Skolnik: COVID Briefing Note #7 – Still Surging?

By RICHARD SKOLNIK
Los Alamos

Editor’s Note: This is the seventh in a series of COVID-19 Updates by Richard Skolnik that appear bi-weekly in the Los Alamos Daily Post. These are meant to keep the community informed on the status of the pandemic, critical new findings on the pandemic, and what this information suggests for our community’s response to COVID-19. These updates complement the data that Eli Ben-Naim prepares for the Post. Unless otherwise noted, data is from the New York Times and the New Mexico Department of Health.

Pandemic Data and Trends – For the Week Ending Dec. 6, 2021

In the US, the daily average of new cases increased by 28% over the last two weeks. Hospitalizations increased by 18% and deaths increased by 13%. The daily average of new cases in the US over the last week was about 120,000, equal to 36 cases per 100,000 population. Thirty-nine states had increasing rates of new cases.

Over the last two weeks, the daily average of new cases in New Mexico rose by 14%. Hospitalizations rose by 13% but deaths decreased by 26%. The daily average number of cases over the last week was 1,596, or 76 per 100,000. This was the seventh highest number of new cases per 100,000 in the country. Almost 75% of all New Mexicans over age 18 have been “fully vaccinated.”

Los Alamos had a daily average over the last week of about 5 cases, equal to about 27 per 100,000 population. The age distribution of new cases (thanks to Eli Ben-Naim) over the last two weeks is shown in the graphic below. About 93% of the population over 18 years of age in Los Alamos County has been “fully vaccinated.”

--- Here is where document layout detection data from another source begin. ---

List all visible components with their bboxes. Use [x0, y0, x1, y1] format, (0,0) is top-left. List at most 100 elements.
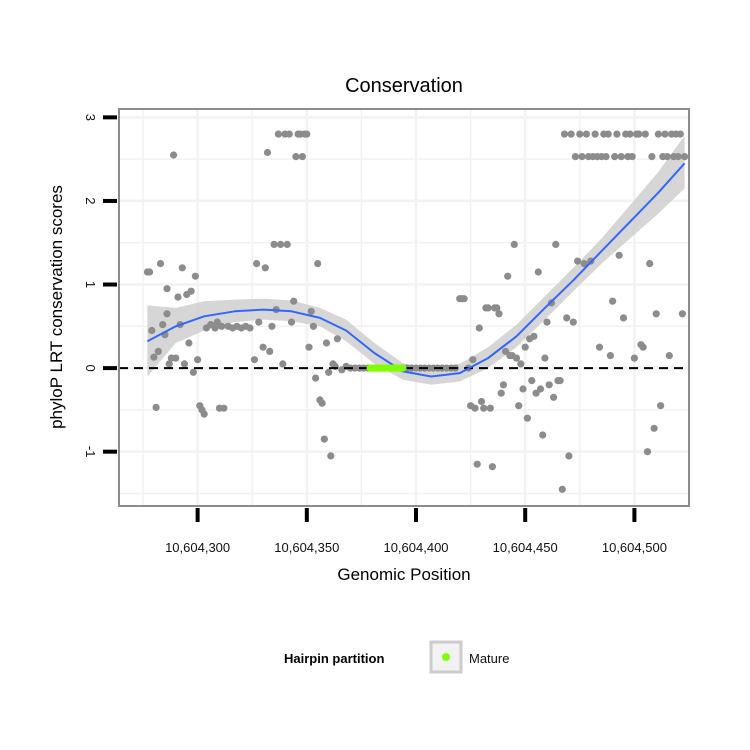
data-point [530, 332, 538, 340]
data-point [674, 153, 682, 161]
data-point [274, 130, 282, 138]
y-tick-label: 3 [83, 114, 98, 121]
data-point [194, 356, 202, 364]
data-point [499, 381, 507, 389]
data-point [604, 130, 612, 138]
legend-mature-dot [442, 653, 450, 661]
data-point [165, 360, 173, 368]
data-point [287, 318, 296, 326]
chart-title: Conservation [345, 75, 463, 97]
data-point [678, 310, 687, 318]
data-point [191, 272, 199, 280]
data-point [178, 264, 186, 272]
data-point [497, 389, 505, 397]
panel-border [118, 108, 690, 507]
mature-point [399, 364, 407, 372]
data-point [283, 240, 291, 248]
data-point [292, 153, 300, 161]
data-point [159, 321, 167, 329]
data-point [650, 424, 658, 432]
data-point [163, 310, 171, 318]
data-point [469, 356, 477, 364]
data-point [268, 322, 276, 330]
data-point [565, 452, 573, 460]
data-point [189, 368, 197, 376]
data-point [611, 153, 619, 161]
data-point [163, 285, 171, 293]
data-point [259, 343, 267, 351]
data-point [309, 322, 317, 330]
data-point [576, 130, 584, 138]
x-axis: 10,604,300 10,604,350 10,604,400 10,604,450… [165, 508, 667, 555]
data-point [471, 404, 479, 412]
smooth-fit-line [146, 162, 686, 378]
data-point [534, 268, 542, 276]
data-point [681, 153, 689, 161]
data-point [261, 264, 269, 272]
data-point [493, 304, 501, 312]
data-point [630, 354, 639, 362]
data-point [285, 130, 293, 138]
data-point [148, 326, 156, 335]
data-point [246, 324, 254, 332]
data-point [543, 318, 551, 326]
data-point [211, 324, 219, 332]
data-point [556, 377, 564, 385]
data-point [635, 130, 643, 138]
data-point [152, 403, 160, 411]
data-point [312, 374, 320, 382]
data-point [200, 410, 208, 418]
y-axis-title: phyloP LRT conservation scores [47, 185, 66, 429]
data-point [558, 485, 566, 493]
data-point [154, 347, 162, 355]
data-point [220, 404, 228, 412]
data-point [314, 260, 322, 268]
plot-panel [118, 108, 690, 507]
y-tick-label: -1 [83, 446, 98, 458]
data-point [663, 153, 671, 161]
data-point [488, 463, 496, 471]
data-point [510, 240, 518, 248]
data-point [218, 322, 226, 330]
data-point [305, 343, 313, 351]
data-point [639, 343, 647, 351]
data-point [477, 397, 486, 406]
data-point [646, 260, 654, 268]
data-point [504, 272, 512, 280]
legend-label-mature: Mature [469, 651, 509, 666]
data-point [613, 130, 621, 138]
data-point [327, 452, 335, 460]
data-point [563, 314, 571, 322]
data-point [150, 353, 158, 361]
data-point [517, 360, 525, 368]
data-point [156, 260, 165, 268]
data-point [657, 402, 665, 410]
data-point [569, 318, 577, 326]
data-point [545, 381, 553, 389]
data-point [512, 354, 521, 362]
y-tick-label: 0 [83, 364, 98, 371]
data-point [578, 153, 586, 161]
data-point [628, 153, 636, 161]
data-point [277, 240, 285, 248]
legend: Hairpin partition Mature [284, 640, 509, 674]
mature-points-layer [366, 364, 407, 372]
x-axis-title: Genomic Position [337, 565, 470, 584]
data-point [270, 240, 278, 248]
data-point [617, 153, 625, 161]
data-point [255, 318, 263, 326]
y-axis: -1 0 1 2 3 [83, 114, 117, 458]
data-point [652, 310, 660, 318]
data-point [475, 324, 483, 332]
data-point [320, 435, 328, 443]
data-point [263, 148, 272, 157]
data-point [250, 356, 258, 364]
data-point [519, 385, 527, 393]
x-tick-label: 10,604,300 [165, 540, 230, 555]
data-point [187, 287, 195, 295]
data-point [571, 153, 580, 161]
data-point [279, 360, 287, 368]
x-tick-label: 10,604,350 [274, 540, 339, 555]
data-point [648, 153, 656, 161]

Important Pandemic Information

A new variant of concern is circulating in many countries, including the US. Research is being conducted urgently to determine how easily this variant can spread; how sick it makes people; and, to what extent it can evade natural immunity, vaccine-induced immunity, and existing treatments.

CDC has updated its guidance on self-testing for COVID.
(https://www.cdc.gov/coronavirus/2019-ncov/testing/self-testing.html). CDC now says that: “Self-testing is one of several risk-reduction strategies to reduce the chances of COVID-19 transmission. They may be used regardless of vaccination or symptom status.” In line with this, CDC now recommends that people self-test before indoor gatherings with people outside their household.

For the week ending December 2, there were 133,000 new cases among children. They represented about 22% of all new cases; this is perfectly in proportion to the share of children under 18 in our population.

A study of 3,000 US counties by NPR showed that rates of vaccination and death rates varied with political affiliations of county residents. In October 2021, for example, the reddest tenth of all counties in the US had a rate of death from COVID that was 6 times the rate in the bluest tenth of all counties. This analysis controlled for age.

In New Mexico from February 1, 2021 to November 29, 2021, the risk of being infected, hospitalized, and dying was 4.1 times, 5.6 times, and 8.4 times greater if you were “not fully vaccinated” than if you were “fully vaccinated.”

What Can We Do Next?

As concerned citizens, we should be advocating with our elected officials to take evidence-based policies to deal with COVID in the face of the new variant. Travel bans don’t work. However, testing of travelers and strictly quarantining those who are positive can slow the spread of the virus. In addition, we should continue to promote wearing a mask indoors. We know that the duration of robust immunity from the vaccines is relatively short and we should also be getting boosted and encouraging everyone we know to get a booster. Testing ourselves before joining others indoors, like CDC has just recommended, can also be helpful. In addition, we need to be advocating in the strongest ways for ensuring that all countries have access to the vaccines they need to achieve high levels of coverage. It will be very difficult to keep the virus at a “manageable level” in any country as long as it is circulating widely in the rest of the world.

Under those circumstances, it will also be impossible to stop the constant development of new variants. This appears to be especially important for countries with high rates of immunocompromised people, such as HIV-affected people in southern Africa.

“Closer to home,” the universities that have been most successful at stemming transmission on campus have robust testing programs. In addition, some of them recently called for more testing after Thanksgiving to try to stem spread during finals and before the next holiday break. The encouragement of testing by LAPS after Thanksgiving was, in principle, a very sound idea. It appears to have led to about a 1/3 increase in testing of Los Alamos residents over what would have occurred normally. I would encourage LAPS to prepare now for testing as many students as possible immediately before and for a few weeks after the December break. It looks like the demand for such testing is high and that we will not have to do much to encourage such demand.

However, to have a successful testing program the LAPS will need to carefully align the supply of tests and the staffing for any testing event with the demand for testing.

Editor’s Note: Richard Skolnik is the former regional director for health for South Asia at the World Bank. He was the director of an AIDS treatment program for Harvard and taught Global Health at the George Washington University and Yale. He is the author of Global Health 101 and the instructor for Yale/Coursera’s Essentials of Global Health. Skolnik has written this article in his personal capacity.